Molecular Assemblies and Genome Integrity
Programmed elimination of germline DNA during development provides plasticity to the somatic genome. Using the ciliate Paramecium tetraurelia as a model, we study the contribution of transposable elements and DNA double-strand break repair pathways to programmed DNA elimination, and the epigenetic control of genome rearrangements.
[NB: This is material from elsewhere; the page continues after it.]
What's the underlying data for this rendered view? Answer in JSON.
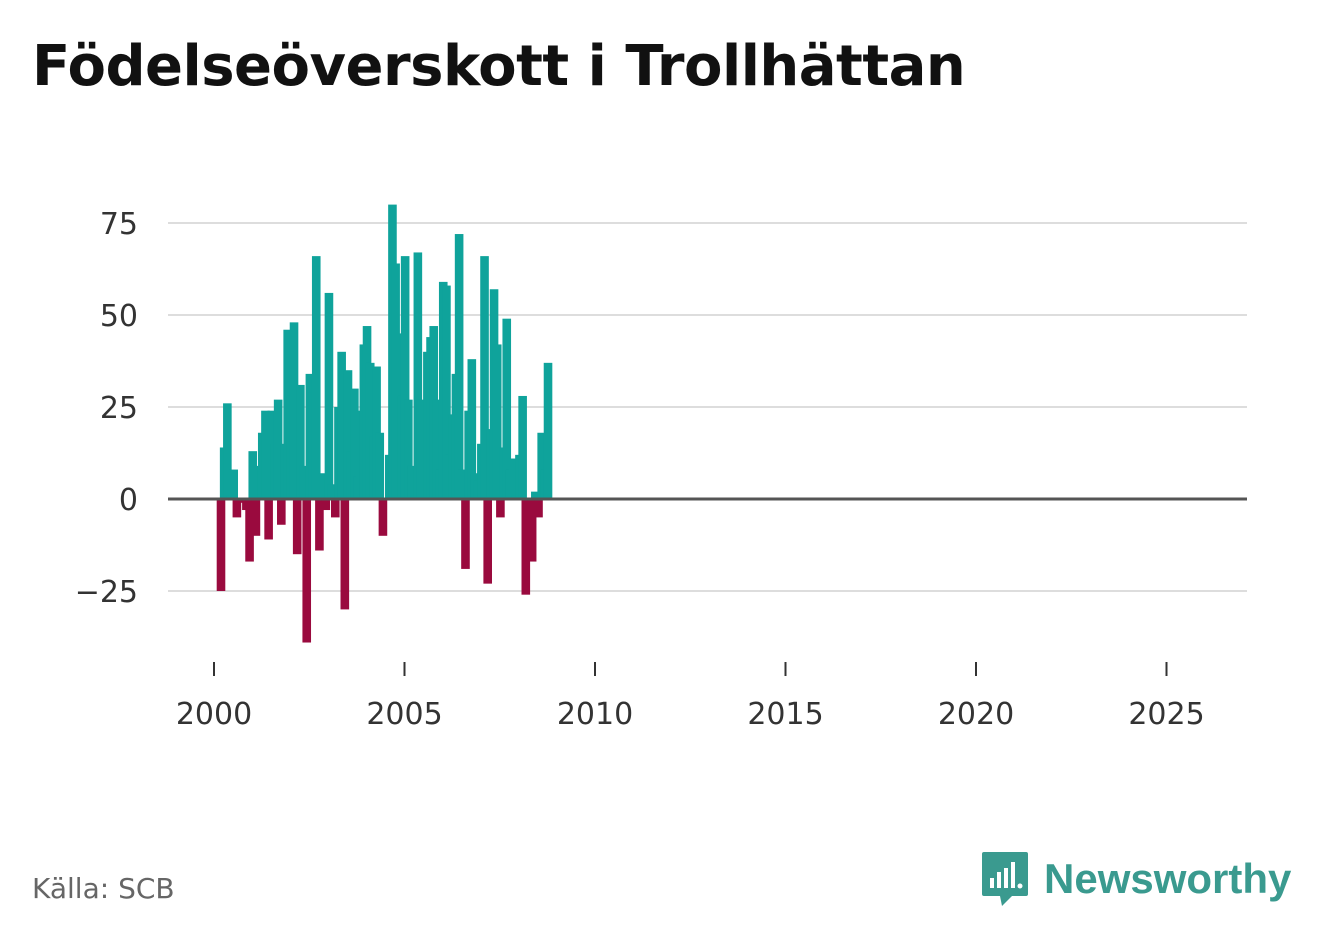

Paramecium is a unicellular eukaryote belonging to the phylum of ciliates. As other ciliates, it harbours two functionally distinct nuclei inside the same cytoplasm. The transcriptionally silent diploid micronucleus (MIC) contains the germline genome that is transmitted to sexual progeny following meiosis. The polyploid somatic macronucleus (MAC), responsible for gene transcription, contains a rearranged version of the germline genome. At each sexual cycle, the parental MAC is destroyed and a new MAC differentiates from a copy of the MIC-derived zygotic nucleus, a process that includes the elimination of a substantial fraction of germline DNA.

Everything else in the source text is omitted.